CPV-2 shows a high genomic substitution rate, similar to that of some RNA viruses [15], and this contributes to the occurrence of several point mutations, mostly in VP2 coding ORFs [16,17], and to the emergence of multiple lineages, with variable distribution over time and space [18,19,20,21]. The growing amount of CPV-2 complete genome and VP2 sequences has provided new insights into viral evolution and underlined how the CPV-2 typing based on VP2-426 aa residue has become less reliable for elucidating the evolutionary relationships between the circulating strains, leading to updated classifications based on their phylogenetic relationships [22].

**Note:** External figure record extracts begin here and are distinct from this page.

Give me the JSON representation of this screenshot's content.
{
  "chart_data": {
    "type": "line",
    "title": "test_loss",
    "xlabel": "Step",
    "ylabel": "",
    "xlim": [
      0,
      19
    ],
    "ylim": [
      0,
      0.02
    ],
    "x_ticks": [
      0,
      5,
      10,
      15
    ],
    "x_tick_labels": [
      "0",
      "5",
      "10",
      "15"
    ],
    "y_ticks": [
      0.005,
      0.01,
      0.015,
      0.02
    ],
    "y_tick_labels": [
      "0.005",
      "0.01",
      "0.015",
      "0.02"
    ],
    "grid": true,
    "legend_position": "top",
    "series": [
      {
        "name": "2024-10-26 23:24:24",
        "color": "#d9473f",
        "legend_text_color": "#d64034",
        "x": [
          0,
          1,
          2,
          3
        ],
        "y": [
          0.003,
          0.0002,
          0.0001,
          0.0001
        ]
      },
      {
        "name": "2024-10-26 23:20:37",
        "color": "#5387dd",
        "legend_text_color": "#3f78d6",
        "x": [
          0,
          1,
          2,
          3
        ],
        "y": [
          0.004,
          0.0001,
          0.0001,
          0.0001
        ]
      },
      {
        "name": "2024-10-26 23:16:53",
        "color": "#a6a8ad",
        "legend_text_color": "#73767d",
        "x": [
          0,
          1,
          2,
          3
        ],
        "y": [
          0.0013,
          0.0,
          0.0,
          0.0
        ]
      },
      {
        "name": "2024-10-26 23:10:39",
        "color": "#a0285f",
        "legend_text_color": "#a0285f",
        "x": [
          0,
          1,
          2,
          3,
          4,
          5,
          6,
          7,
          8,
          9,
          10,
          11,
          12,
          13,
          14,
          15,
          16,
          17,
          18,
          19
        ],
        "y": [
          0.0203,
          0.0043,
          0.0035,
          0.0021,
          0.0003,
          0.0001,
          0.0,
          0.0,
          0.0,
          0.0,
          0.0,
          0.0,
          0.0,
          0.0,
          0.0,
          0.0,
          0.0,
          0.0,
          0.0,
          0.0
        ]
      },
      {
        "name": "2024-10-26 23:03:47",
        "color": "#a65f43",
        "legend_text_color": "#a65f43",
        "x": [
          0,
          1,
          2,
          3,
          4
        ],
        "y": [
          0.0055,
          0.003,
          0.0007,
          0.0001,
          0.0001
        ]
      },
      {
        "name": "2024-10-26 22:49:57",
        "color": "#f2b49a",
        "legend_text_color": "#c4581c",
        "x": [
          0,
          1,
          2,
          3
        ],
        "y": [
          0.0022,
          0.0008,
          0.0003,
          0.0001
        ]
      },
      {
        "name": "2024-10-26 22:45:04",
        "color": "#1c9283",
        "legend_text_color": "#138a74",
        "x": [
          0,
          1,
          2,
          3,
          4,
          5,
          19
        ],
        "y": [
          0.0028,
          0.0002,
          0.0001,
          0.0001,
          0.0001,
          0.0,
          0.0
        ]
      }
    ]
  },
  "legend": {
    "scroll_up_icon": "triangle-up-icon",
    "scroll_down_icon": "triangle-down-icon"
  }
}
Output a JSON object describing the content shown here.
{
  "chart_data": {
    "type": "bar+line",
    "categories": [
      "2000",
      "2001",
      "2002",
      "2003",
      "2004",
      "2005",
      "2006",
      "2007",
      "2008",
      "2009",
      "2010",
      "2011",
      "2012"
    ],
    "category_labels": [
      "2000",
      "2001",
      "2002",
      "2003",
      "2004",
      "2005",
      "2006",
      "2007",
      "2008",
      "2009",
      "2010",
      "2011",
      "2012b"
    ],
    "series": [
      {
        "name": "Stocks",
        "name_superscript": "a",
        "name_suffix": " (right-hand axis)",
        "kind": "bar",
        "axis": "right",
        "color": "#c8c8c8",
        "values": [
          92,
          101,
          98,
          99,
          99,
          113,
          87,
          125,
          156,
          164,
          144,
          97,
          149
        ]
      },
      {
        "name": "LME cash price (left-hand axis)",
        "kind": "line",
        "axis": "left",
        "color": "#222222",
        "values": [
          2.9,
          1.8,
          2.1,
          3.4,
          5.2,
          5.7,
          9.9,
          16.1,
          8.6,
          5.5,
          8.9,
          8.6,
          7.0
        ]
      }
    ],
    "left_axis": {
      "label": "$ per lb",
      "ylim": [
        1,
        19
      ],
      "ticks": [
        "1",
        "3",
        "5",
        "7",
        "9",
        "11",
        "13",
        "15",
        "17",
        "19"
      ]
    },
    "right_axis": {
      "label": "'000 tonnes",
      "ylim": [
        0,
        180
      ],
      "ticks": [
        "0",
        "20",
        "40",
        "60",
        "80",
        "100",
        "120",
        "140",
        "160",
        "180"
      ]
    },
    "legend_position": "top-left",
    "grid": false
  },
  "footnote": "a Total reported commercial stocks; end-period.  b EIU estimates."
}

Similarly, the growing number of CPV-2 complete genome sequences has contributed to the in-depth analysis of circulating strains, allowing the detailing of the phylodynamic features and, in some cases, to track the short- or long-distance spreading dynamics. The long-distance introduction/transport of CPV-2 or other canine pathogens has been reported [23,24,25,26] and, in some cases, the subsequent local spreading and the rapid replacement of previous circulating lineages have been also reported [7,27]. Nonetheless, there are still limited available data on the potential drivers for the emergence and spread of different CPV-2 variants to distant areas. Moreover, the dynamic international scenario, the complex network of human and animal transport, and the increasing role of dogs as companion animals in different cultures and societies have become potential critical determinants for the viral dispersal dynamics, deserving to be considered and analyzed. Aiming to contribute to this perspective, this study reports the diagnostic approach to detect and characterize selected viral pathogens in a dog introduced in Italy from the coasts of North Africa through the Mediterranean Sea route to Europe.
2. Materials and Methods
2.1. Case Description
Tested samples were collected from a four-year, female, Chihuahua breed dog that arrived on the Mediterranean coast of Sicily along with the owner, a migrant crossing the Mediterranean Sea by boats. Soon after their rescue, the dog was isolated, and it died a few hours later, showing profuse bloody diarrhea. Information relating to previous vaccinations was not clearly demonstrable, as the dog was not identified by microchip and official veterinary documents were not provided. The dog was then delivered to the Istituto Zooprofilattico Sperimentale della Sicilia “A. Mirri” (Palermo, Italy) for diagnostic purposes. The animal was then subject to a necropsy, and tissue samples (brain, lung, liver, and intestine) were collected for downstream analyses.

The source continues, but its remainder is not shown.